Загорался со всех концов дом, его же обитатели спокойно давали распространиться пламени, не ударяя пальца о палец до прибытия пожарной команды.
Роковое ослепление!
VII
ЛЕНА И ВАНЬ-ЦЗЫ
олнце совсем уже село.
— Леночка, нам пора домой, мама будет не на шутку беспокоиться о нас, — сказала Варвара Алексеевна.
— Ах, Варя, тут так хорошо, так вольно дышится! Побудем ещё немножко!
— Пойдём лучше! Ты ведь знаешь, сегодня приходит почта, и, может быть, есть и на твоё имя письмо...
— Ах да! — как-то холодно, словно не интересуясь этим, отвечала молодая девушка. — Письмо от Коли... Но, взгляните, бедные, бедные! Как мне всегда бывает жалко, когда я вижу эту сцену!
Она указала в сторону Императорского города на ворота Цянь-Минь.
В значительно поредевшей уже, но всё-таки ещё многочисленной толпе происходило какое-то движение, слышался звон бубенцов, хлопанье бичей, громкие крики. Через толпу двое носильщиков несли богато убранный паланкин с каким-то, вероятно, очень высокопоставленным лицом. Об этом свидетельствовал многочисленный конвой телохранителей и слуг, бежавших по обе стороны паланкина. Передние из них длинными бичами расчищали в толпе дорогу, за ними следовали слуги со значками и зонтиками, хотя был уже вечер. Едва только прошла эта процессия, как её сменила другая, такая же.
— Вот поглядите! — обратился к Миллеру Раулинссон, собиравшийся уже уходить со стены.— У Туана опять тайное совещание. Кан-Ий и Юн-Ши-Кай, эти убеждённые и заклятые враги европейцев, спешат в Императорский город. Я уверен, что если бы нам с вами удалось проникнуть за его стены, мы встретили бы там блестящее собрание.

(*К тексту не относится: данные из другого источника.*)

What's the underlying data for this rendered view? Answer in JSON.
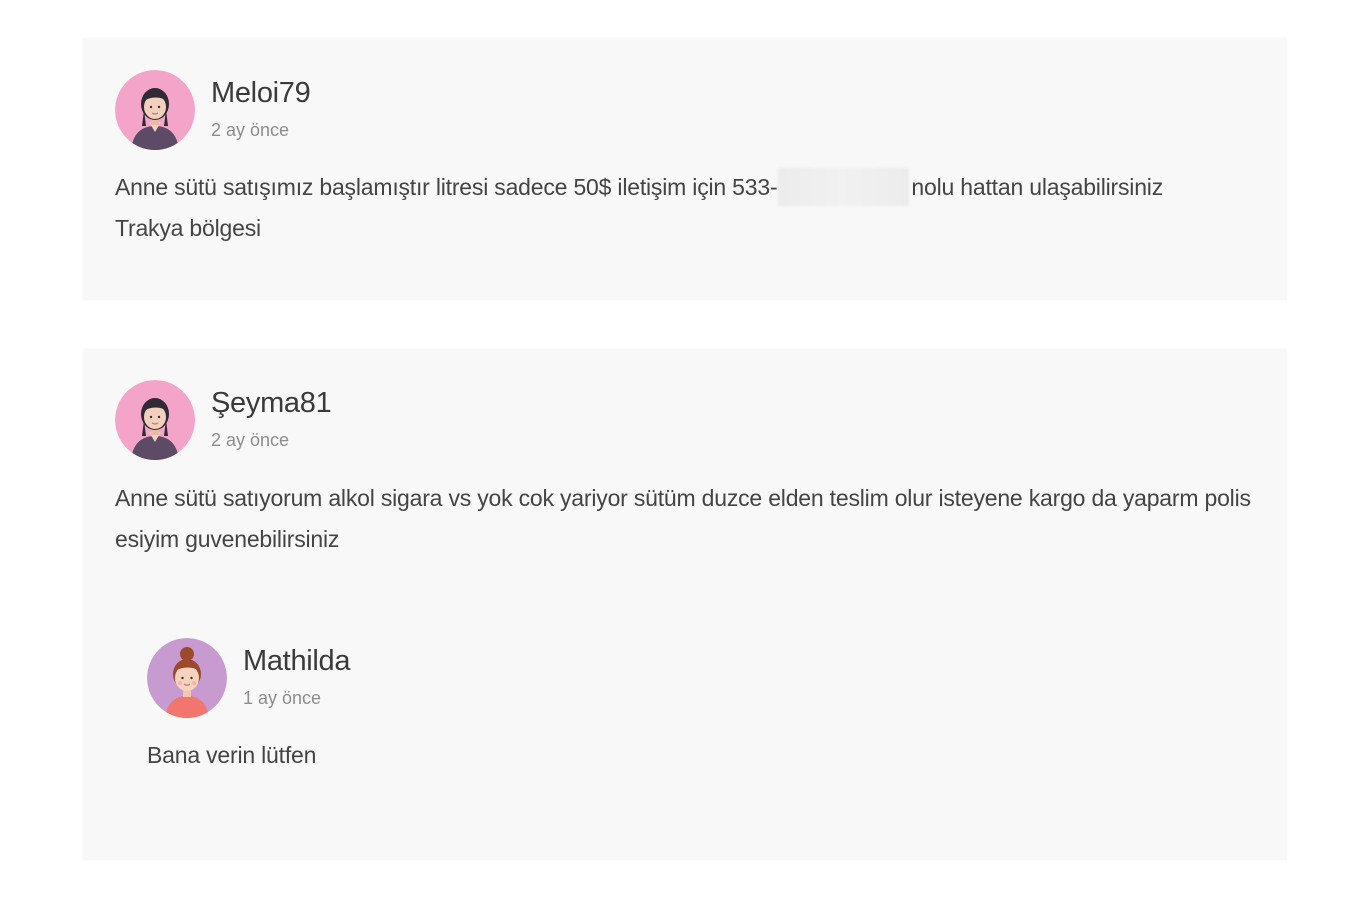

— Пусть их! — равнодушно ответил Миллер. — Какие бы решения ни были приняты на этих, как вы говорите, тайных совещаниях, я уверен, пушки Круппа или Крезо быстро заставят изменить нежелательные решения.
— И я, пожалуй, согласен с вами! — кивнул англичанин. — Но всё-таки будет очень жаль, если заговорят пушки, а не дипломаты; язык последних мне более нравится.
— О вкусах не спорят, но я с большой охотой присоединяюсь к вашему почтенному мнению, — любезно согласился с ним Миллер.
Стена быстро пустела. Европейцы, проведя в полном покое час-другой своего отдыха, расходились по домам.
Варвара Алексеевна и Лена, провожаемые русской молодёжью, без всяких приключений достигли «посольского», или, вернее, европейского квартала, где, неподалёку от русской миссии, находился дом их отца.
Снаружи дом Кочеровых нисколько не отличался от других китайских домов Пекина. Та же лёгкая постройка с выгнутой затейливой крышей, украшенная причудливой резьбой, в которой в основном преобладали изображения всяких драконов — и спокойных, и разъярённых. Внутри же этот китайский домик имел совсем другой характер.
Не было ничего напоминающего Китай. В симметричном порядке была расставлена европейская мебель, на окнах были повешены тюлевые занавесочки, в передних углах комнат теплились лампадки перед «Божьими благословениями» в массивных серебряных ризах. В зале стояло новенькое пианино. Фонарей, которыми освещают дома китайцев, нигде не было; их здесь заменили свечи в бронзовых подсвечниках. Словом, казалось, будто взята нарядная и богатая русская дача и перенесена откуда-нибудь из-под Петербурга или из-под Москвы в этот город на Крайнем Востоке. Только прислуга — китайцы и китаянки — говорила о том, что эта нарядная дачка находится не в Павловске или Кунцеве, а в Китае.